A two-notebook pipeline for classifying scanned document images into 10 categories using the RVL-CDIP dataset. The project covers end-to-end data preprocessing (quality auditing, cleaning, deskewing) and a dual-model benchmark comparing a CNN image classifier against an OCR-based text classifier.
RVL-CDIP (Ryerson Vision Lab Complex Document Information Processing)
10 document classes: ADVE, Email, Form, Letter, Memo, News, Note, Report, Resume, Scientific
The dataset is split into train (70%) / val (15%) / test (15%) with up to 500 images per class per split. Images are expected in the following folder structure:
rvlcdip_sample/
├── all/
│ ├── ADVE/
│ ├── Email/
│ └── ...
├── train/
├── val/
└── test/
preprocessing_notebook.ipynb audits and cleans the raw dataset before training. The notebook:
- Creates train/val/test splits — stratified sampling from a flat
all/directory. - Quality scanning — detects empty images (>99.7% white pixels) and skewed/rotated scans across all splits; reports per-class statistics.

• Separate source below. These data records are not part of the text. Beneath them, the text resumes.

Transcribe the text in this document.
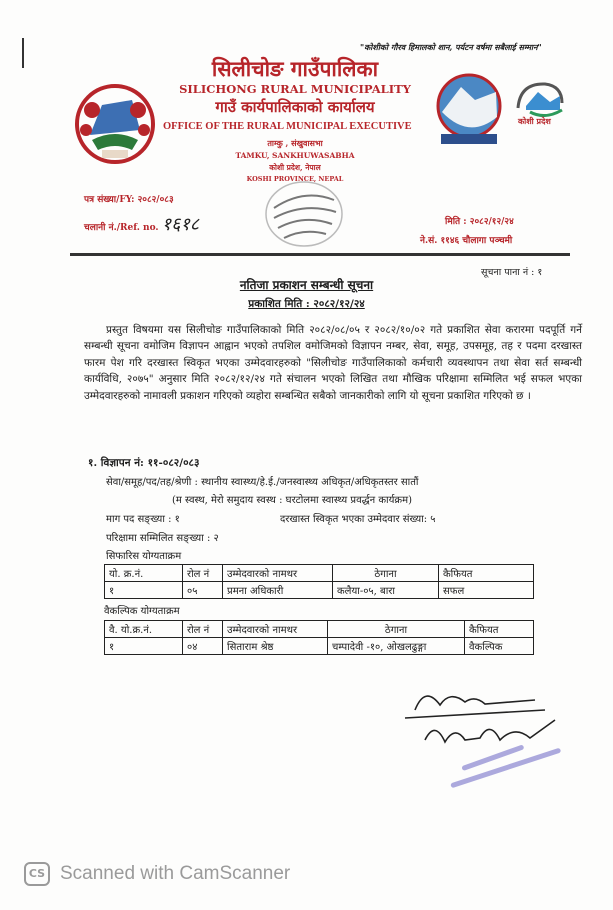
"कोशीको गौरव हिमालको शान, पर्यटन वर्षमा सबैलाई सम्मान"
सिलीचोङ गाउँपालिका
SILICHONG RURAL MUNICIPALITY
गाउँ कार्यपालिकाको कार्यालय
OFFICE OF THE RURAL MUNICIPAL EXECUTIVE
ताम्कु , संखुवासभा
TAMKU, SANKHUWASABHA
कोशी प्रदेश, नेपाल
KOSHI PROVINCE, NEPAL
कोशी प्रदेश
पत्र संख्या/FY: २०८२/०८३
चलानी नं./Ref. no. १६१८	मिति : २०८२/१२/२४
ने.सं. ११४६ चौलागा पञ्चमी
सूचना पाना नं : १
नतिजा प्रकाशन सम्बन्धी सूचना
प्रकाशित मिति : २०८२/१२/२४
प्रस्तुत विषयमा यस सिलीचोङ गाउँपालिकाको मिति २०८२/०८/०५ र २०८२/१०/०२ गते प्रकाशित सेवा करारमा पदपूर्ति गर्ने सम्बन्धी सूचना वमोजिम विज्ञापन आह्वान भएको तपशिल वमोजिमको विज्ञापन नम्बर, सेवा, समूह, उपसमूह, तह र पदमा दरखास्त फारम पेश गरि दरखास्त स्विकृत भएका उम्मेदवारहरुको "सिलीचोङ गाउँपालिकाको कर्मचारी व्यवस्थापन तथा सेवा सर्त सम्बन्धी कार्यविधि, २०७५" अनुसार मिति २०८२/१२/२४ गते संचालन भएको लिखित तथा मौखिक परिक्षामा सम्मिलित भई सफल भएका उम्मेदवारहरुको नामावली प्रकाशन गरिएको व्यहोरा सम्बन्धित सबैको जानकारीको लागि यो सूचना प्रकाशित गरिएको छ ।
१. विज्ञापन नं: ११-०८२/०८३
सेवा/समूह/पद/तह/श्रेणी : स्थानीय स्वास्थ्य/हे.ई./जनस्वास्थ्य अधिकृत/अधिकृतस्तर सातौं
(म स्वस्थ, मेरो समुदाय स्वस्थ : घरटोलमा स्वास्थ्य प्रवर्द्धन कार्यक्रम)
माग पद सङ्ख्या : १	दरखास्त स्विकृत भएका उम्मेदवार संख्या: ५
परिक्षामा सम्मिलित सङ्ख्या : २
सिफारिस योग्यताक्रम
यो. क्र.नं.	रोल नं	उम्मेदवारको नामथर	ठेगाना	कैफियत
१	०५	प्रमना अधिकारी	कलैया-०५, बारा	सफल
वैकल्पिक योग्यताक्रम
वै. यो.क्र.नं.	रोल नं	उम्मेदवारको नामथर	ठेगाना	कैफियत
१	०४	सिताराम श्रेष्ठ	चम्पादेवी -१०, ओखलढुङ्गा	वैकल्पिक
CS Scanned with CamScanner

- Whitespace feature analysis — validates white pixel ratio as a discriminative signal. Finds it strongly separates
EmailandADVEfrom dense-text classes (News,Scientific). A logistic regression on whitespace and pixel features confirms this baseline. - Empty image removal — visualises and deletes blank images with a confirmation step before deletion.
- Deskewing — detects and corrects rotation using the
deskewlibrary (handles up to ±90°, white background fill). Visualises before/after pairs. - Image quality fixes — addresses three common scan artefacts:
- JPEG blur → unsharp mask sharpening
- Small/faint text → CLAHE local contrast enhancement
- Low contrast → adaptive thresholding blended with the original
All cleaning steps produce summary charts saved as .png files.

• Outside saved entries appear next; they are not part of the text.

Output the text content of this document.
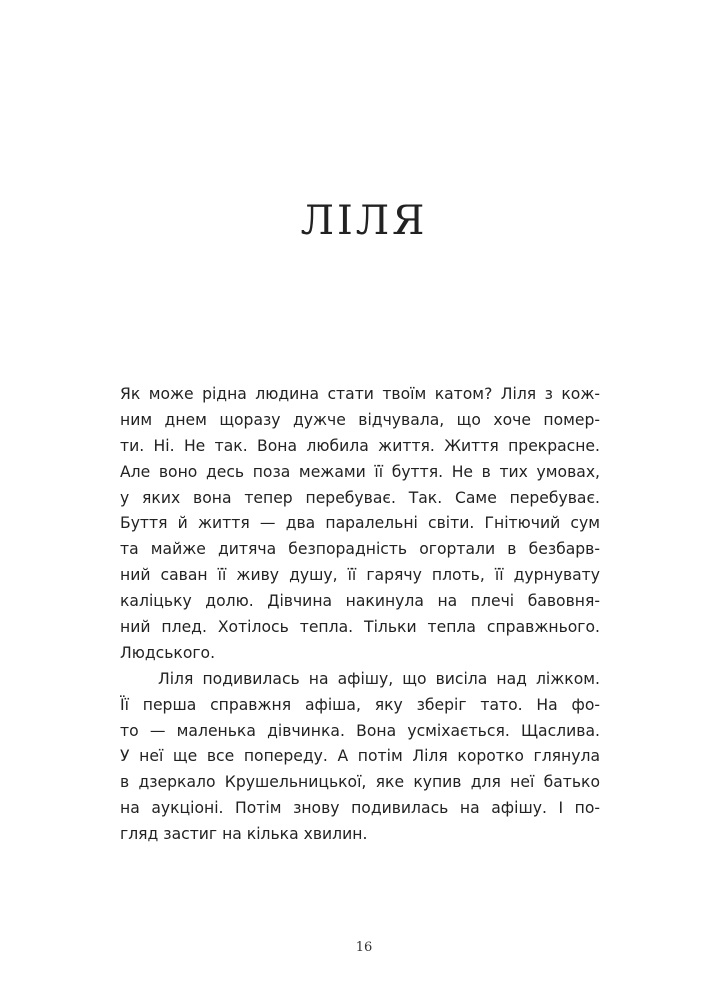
ЛІЛЯ
Як може рідна людина стати твоїм катом? Ліля з кож-
ним днем щоразу дужче відчувала, що хоче помер-
ти. Ні. Не так. Вона любила життя. Життя прекрасне.
Але воно десь поза межами її буття. Не в тих умовах,
у яких вона тепер перебуває. Так. Саме перебуває.
Буття й життя — два паралельні світи. Гнітючий сум
та майже дитяча безпорадність огортали в безбарв-
ний саван її живу душу, її гарячу плоть, її дурнувату
каліцьку долю. Дівчина накинула на плечі бавовня-
ний плед. Хотілось тепла. Тільки тепла справжнього.
Людського.
Ліля подивилась на афішу, що висіла над ліжком.
Її перша справжня афіша, яку зберіг тато. На фо-
то — маленька дівчинка. Вона усміхається. Щаслива.
У неї ще все попереду. А потім Ліля коротко глянула
в дзеркало Крушельницької, яке купив для неї батько
на аукціоні. Потім знову подивилась на афішу. І по-
гляд застиг на кілька хвилин.
16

document_classification_complete.ipynb trains and compares two classifiers.
- Pretrained on ImageNet; final classifier replaced with a custom head (
Dropout → Linear(256) → ReLU → Dropout → Linear(num_classes)) - Training augmentation: random horizontal flip, ±10° rotation, colour jitter
- Optimiser: Adam with weight decay; StepLR scheduler (halves LR every 4 epochs)
- Best model checkpointed by validation accuracy
- Tesseract OCR (PSM 3, OEM 3) extracts text from each image; results cached to
ocr_cache/ - Text cleaned (lowercased, single-char tokens removed, non-alphanumeric stripped)
- TF-IDF vectorisation (unigrams + bigrams, 30,000 features)
- 3-layer PyTorch MLP:
TF-IDF → 1024 → 256 → num_classeswith BatchNorm and Dropout - Optimiser: Adam; ReduceLROnPlateau scheduler
- Side-by-side accuracy bar chart
- Normalised confusion matrices for both models
- Full classification reports saved to
results/
The cleaned dataset produced by the preprocessing notebook is available in the rvlcdip_preprocessed1 folder. It contains the final train/, val/, and test/ splits after empty image removal, deskewing, and quality fixes. Point DATA_DIR in the classification notebook to this folder.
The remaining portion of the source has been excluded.